A new study published in the Journal of Child Development looked at how caregiver speech can predict the emergence of children’s emotion vocabulary.
“We were interested in understanding how children learn words like ‘happy’ or ‘sad’ that label emotional experiences,” study author Mira L. Nencheva told us. “We were curious if the words that surround emotion labels might help children learn their meaning.”
The research team predicted that emotion labels like ‘happy’ or ‘sad’ may be surrounded by other positive words that could help children figure out their meaning. For example, if a child hears a sentence like: ‘What a wonderful day, I’m so [blank]!’, it may be easy to tell that [blank] is a positive feeling because of other positive words like ‘wonderful’.

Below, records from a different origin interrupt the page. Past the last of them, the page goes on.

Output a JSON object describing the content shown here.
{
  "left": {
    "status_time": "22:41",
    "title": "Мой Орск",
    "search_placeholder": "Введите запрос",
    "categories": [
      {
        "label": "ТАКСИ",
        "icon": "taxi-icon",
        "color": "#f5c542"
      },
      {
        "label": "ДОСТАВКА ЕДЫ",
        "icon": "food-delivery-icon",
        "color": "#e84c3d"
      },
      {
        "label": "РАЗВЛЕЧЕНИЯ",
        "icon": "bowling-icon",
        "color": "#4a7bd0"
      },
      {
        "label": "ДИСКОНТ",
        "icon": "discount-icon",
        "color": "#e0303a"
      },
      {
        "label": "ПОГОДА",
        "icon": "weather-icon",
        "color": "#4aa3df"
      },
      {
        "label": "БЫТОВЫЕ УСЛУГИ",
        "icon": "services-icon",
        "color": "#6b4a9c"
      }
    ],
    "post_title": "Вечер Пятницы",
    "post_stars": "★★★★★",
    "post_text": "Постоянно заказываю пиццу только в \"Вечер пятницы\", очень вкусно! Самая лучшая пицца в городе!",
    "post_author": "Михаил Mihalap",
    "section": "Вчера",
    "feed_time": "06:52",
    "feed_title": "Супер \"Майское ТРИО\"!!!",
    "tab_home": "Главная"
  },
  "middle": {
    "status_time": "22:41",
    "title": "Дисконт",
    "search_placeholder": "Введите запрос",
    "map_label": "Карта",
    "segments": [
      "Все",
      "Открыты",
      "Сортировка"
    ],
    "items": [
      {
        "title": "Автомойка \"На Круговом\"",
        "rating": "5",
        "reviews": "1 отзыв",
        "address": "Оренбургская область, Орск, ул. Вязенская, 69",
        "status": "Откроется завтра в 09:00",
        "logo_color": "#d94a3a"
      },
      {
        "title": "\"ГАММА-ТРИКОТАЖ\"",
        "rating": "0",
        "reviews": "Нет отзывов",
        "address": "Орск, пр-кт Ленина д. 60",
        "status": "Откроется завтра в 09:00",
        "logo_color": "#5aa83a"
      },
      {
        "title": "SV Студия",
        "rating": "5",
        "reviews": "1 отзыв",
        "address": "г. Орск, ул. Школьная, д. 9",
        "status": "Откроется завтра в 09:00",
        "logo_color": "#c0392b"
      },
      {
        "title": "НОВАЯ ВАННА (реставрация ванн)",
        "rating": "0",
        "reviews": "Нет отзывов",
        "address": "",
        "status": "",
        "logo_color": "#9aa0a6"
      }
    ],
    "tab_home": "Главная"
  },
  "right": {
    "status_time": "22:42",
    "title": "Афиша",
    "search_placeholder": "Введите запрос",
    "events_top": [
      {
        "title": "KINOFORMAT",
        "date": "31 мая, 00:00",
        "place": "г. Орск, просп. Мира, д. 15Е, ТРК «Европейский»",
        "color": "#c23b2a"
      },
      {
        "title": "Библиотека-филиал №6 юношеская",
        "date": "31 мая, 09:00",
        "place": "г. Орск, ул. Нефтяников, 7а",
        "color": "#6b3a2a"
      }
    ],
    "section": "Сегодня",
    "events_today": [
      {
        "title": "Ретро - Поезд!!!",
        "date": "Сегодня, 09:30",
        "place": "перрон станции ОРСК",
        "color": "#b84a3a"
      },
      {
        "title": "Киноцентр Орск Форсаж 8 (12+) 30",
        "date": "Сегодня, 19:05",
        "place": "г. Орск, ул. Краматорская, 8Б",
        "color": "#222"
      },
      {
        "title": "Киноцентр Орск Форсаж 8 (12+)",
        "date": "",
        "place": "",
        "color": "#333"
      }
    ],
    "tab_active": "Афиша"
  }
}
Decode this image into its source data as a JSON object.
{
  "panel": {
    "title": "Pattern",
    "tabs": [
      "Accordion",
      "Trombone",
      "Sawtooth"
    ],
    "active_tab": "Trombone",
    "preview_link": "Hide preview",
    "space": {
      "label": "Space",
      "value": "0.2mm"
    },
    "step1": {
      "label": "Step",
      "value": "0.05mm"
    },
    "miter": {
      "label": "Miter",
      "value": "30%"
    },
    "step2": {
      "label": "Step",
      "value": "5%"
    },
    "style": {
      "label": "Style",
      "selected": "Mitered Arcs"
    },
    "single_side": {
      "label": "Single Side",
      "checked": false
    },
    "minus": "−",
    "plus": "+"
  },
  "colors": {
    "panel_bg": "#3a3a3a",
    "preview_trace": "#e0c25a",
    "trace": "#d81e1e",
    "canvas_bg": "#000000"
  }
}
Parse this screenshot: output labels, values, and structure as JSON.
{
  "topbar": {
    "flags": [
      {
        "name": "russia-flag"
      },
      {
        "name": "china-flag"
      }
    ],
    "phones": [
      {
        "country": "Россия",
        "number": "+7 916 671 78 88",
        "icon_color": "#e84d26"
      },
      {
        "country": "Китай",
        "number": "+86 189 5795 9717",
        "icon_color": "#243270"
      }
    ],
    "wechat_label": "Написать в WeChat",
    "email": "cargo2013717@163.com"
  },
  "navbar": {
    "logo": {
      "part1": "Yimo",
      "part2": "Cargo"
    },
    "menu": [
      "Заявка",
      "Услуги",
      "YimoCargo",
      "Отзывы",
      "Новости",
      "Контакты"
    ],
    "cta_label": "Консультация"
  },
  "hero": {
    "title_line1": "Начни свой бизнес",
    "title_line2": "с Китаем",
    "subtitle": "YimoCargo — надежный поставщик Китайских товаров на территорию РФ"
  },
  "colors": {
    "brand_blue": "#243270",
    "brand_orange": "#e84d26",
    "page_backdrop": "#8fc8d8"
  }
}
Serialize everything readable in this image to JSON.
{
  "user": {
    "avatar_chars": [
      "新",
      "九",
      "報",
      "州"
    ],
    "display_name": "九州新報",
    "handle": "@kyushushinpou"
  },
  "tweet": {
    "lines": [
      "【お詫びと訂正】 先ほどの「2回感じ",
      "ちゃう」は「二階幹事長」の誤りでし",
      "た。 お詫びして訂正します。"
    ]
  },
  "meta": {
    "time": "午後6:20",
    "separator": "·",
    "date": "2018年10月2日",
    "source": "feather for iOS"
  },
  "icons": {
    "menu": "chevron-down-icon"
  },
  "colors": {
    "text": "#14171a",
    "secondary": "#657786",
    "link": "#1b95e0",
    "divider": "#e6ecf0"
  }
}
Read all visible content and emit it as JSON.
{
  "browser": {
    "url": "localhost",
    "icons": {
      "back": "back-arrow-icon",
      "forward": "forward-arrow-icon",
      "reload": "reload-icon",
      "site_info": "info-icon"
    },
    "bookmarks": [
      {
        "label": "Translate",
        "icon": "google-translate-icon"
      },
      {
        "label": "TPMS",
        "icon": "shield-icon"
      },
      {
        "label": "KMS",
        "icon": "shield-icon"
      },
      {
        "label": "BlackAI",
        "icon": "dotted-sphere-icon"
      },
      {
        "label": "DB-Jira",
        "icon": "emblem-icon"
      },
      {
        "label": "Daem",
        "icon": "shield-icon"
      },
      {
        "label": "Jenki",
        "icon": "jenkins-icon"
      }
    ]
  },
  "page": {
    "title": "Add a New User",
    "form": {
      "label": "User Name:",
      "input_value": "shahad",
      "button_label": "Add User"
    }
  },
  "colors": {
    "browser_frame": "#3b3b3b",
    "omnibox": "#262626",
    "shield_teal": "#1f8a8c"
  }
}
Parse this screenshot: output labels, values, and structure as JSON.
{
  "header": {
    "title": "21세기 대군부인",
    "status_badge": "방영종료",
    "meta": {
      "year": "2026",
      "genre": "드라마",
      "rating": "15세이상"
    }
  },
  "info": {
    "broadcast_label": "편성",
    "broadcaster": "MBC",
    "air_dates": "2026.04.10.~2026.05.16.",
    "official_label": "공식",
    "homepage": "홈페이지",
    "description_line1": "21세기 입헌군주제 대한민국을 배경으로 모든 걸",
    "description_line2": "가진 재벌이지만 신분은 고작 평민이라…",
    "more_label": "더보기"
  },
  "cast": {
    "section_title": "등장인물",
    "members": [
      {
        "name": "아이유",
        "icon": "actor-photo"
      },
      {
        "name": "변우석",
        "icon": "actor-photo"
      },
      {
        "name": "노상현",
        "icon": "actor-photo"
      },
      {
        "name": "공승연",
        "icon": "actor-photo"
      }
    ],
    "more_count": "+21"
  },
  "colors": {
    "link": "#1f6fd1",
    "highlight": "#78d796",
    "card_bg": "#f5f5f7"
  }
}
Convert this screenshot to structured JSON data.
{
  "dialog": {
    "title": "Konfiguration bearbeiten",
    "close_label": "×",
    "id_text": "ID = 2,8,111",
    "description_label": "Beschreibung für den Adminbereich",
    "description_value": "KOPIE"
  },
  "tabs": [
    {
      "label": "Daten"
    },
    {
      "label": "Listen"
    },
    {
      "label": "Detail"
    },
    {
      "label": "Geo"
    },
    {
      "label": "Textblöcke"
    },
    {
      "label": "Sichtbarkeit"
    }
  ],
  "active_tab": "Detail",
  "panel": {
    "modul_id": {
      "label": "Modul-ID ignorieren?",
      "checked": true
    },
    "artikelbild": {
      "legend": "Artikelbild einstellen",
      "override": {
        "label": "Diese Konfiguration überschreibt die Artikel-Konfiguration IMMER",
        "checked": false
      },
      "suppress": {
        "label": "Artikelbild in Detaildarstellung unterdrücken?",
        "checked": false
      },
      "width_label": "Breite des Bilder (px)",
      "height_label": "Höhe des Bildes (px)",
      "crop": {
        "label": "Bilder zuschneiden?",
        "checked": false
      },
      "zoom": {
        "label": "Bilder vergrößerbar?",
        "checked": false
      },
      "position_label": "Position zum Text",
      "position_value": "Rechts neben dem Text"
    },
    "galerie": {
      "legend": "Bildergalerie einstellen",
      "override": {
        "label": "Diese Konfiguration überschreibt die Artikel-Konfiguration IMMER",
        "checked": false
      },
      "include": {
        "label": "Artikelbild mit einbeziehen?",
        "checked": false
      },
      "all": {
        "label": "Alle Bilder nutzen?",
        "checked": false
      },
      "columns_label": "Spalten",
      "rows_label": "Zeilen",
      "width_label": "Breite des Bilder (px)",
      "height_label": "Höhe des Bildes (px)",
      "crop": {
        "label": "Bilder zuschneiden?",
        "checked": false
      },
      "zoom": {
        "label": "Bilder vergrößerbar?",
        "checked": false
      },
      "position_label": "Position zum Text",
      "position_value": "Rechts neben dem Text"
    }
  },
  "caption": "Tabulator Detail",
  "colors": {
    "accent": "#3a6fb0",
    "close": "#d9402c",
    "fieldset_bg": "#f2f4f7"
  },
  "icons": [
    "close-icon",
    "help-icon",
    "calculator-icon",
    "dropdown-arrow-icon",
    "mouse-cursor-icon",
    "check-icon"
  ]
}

“Whether children can use words like ‘happy’ or ‘sad’ to talk about emotions predicts how well they get along with their peers, self-soothe after a negative event, and thrive at school,” Nencheva told us. “However, learning what it means to be happy or sad is no simple task. When we say the word ‘sad’, we can’t point to or hold the thing we’re referring to the same way that we can if we were to use the word ‘ball’. We wanted to shed light on what other information children can use to learn these important words.”
To test their theory, researchers first looked at the words that children say to see if children are more likely to know an emotion label like ‘happy’ if they know other related words (e.g., ‘smile’, ‘hugs’, etc.). Second, they measured the extent to which caregivers surround emotion labels like ‘happy’ with other positive words in the sentences before and after using the label (or surround negative labels like ‘sad’ with other negative words). Finally, they looked at whether the extent to which parents surround emotion labels with related words relates to children’s own use of emotion labels.
“We found that children are more likely to know a given emotion label when they also know many other related positive or negative words,” Nencheva told us. “Further, caregivers used many related positive or negative words in the sentences before and after using an emotion label when talking to their toddlers. The extent to which parents did so predicted how well children applied emotion labels to the right positive or negative context. Parents surround emotion labels with related words in a way that may scaffold children’s learning.”
This study provides correlational evidence that it may be important for caregivers to provide related words when labeling emotions to help children make sense of these complex words. However, the research team only explored one of many ways in which caregivers can support children’s emotion label learning and they did so in a homogenous group of families.
“There are likely many other sources of information that children can use to learn these words that may vary across communities,” Nencheva told us. “For example, facial expressions, body posture, touch, intonation, as well as the broader routines in which emotion labels are embedded may play an important role.”